2. The vibratory hopper of claim 1, wherein: the pawl (51) comprises a pushing claw (511) and a compression spring (512); one end of the pushing claw (511) is hinged to the pushing rod (5); one end of the compression spring (512) is connected to the pushing rod (5), and the other end of the compression spring (512) is connected to the pushing claw (511), so that the elastic force of the compression spring (512) can push one end, far away from the pushing rod (5), of the pushing claw (511) to a position between two adjacent pushing teeth (41).

3. The vibratory hopper of claim 1, wherein: the conveying wheel (6) is provided with a plurality of pushing tooth accommodating grooves matched with the pushing teeth (41).

4. The vibratory hopper of claim 1, wherein: the pushing teeth (41) are uniformly distributed on one surface of the conveying belt (4) contacting with the conveying wheel (6).

5. The vibratory hopper of claim 1, wherein: two vibration motors (2) are arranged; the two vibrating motors (2) are arranged on two opposite sides of the storage hopper (1).

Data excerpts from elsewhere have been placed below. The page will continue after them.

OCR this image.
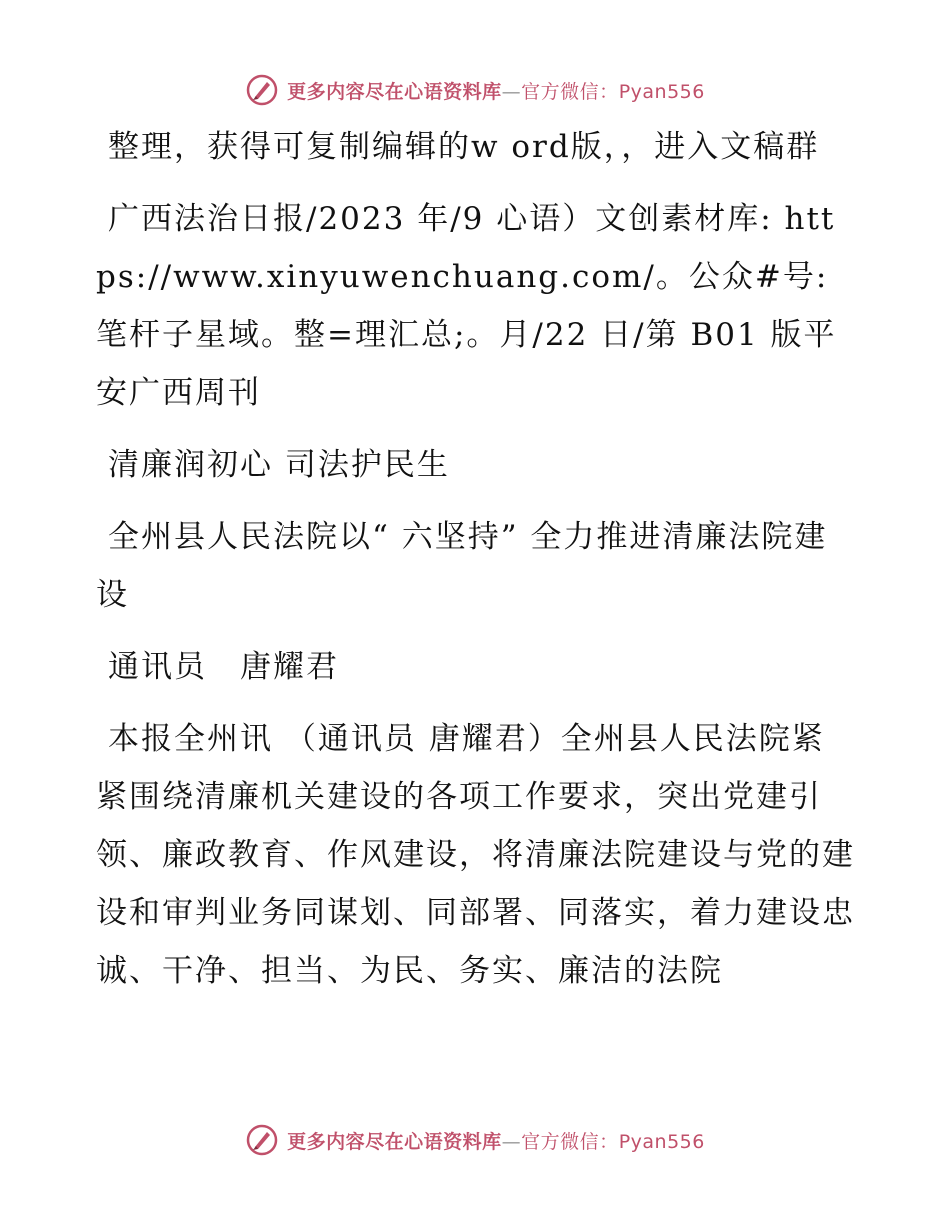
更多内容尽在心语资料库—官方微信：Pyan556

整理，获得可复制编辑的w ord版，，进入文稿群

广西法治日报/2023 年/9 心语）文创素材库: https://www.xinyuwenchuang.com/。公众#号: 笔杆子星域。整=理汇总;。月/22 日/第 B01 版平安广西周刊

清廉润初心 司法护民生

全州县人民法院以“ 六坚持” 全力推进清廉法院建设

通讯员　唐耀君

本报全州讯 （通讯员 唐耀君）全州县人民法院紧紧围绕清廉机关建设的各项工作要求，突出党建引领、廉政教育、作风建设，将清廉法院建设与党的建设和审判业务同谋划、同部署、同落实，着力建设忠诚、干净、担当、为民、务实、廉洁的法院

更多内容尽在心语资料库—官方微信：Pyan556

6. The vibratory hopper of claim 1, wherein: two groups of blanking assemblies are arranged; two sets of unloading subassembly set up in the relative both sides of discharge gate (11) to make two conveyer belt (4) set up relatively into the relative both sides wall of discharge gate (11).

7. The vibratory hopper of claim 1, wherein: the blanking assemblies are provided with four groups; the four groups of blanking assemblies are arranged on the periphery of the discharge hole (11) so that the four conveying belts (4) surround the discharge hole (11).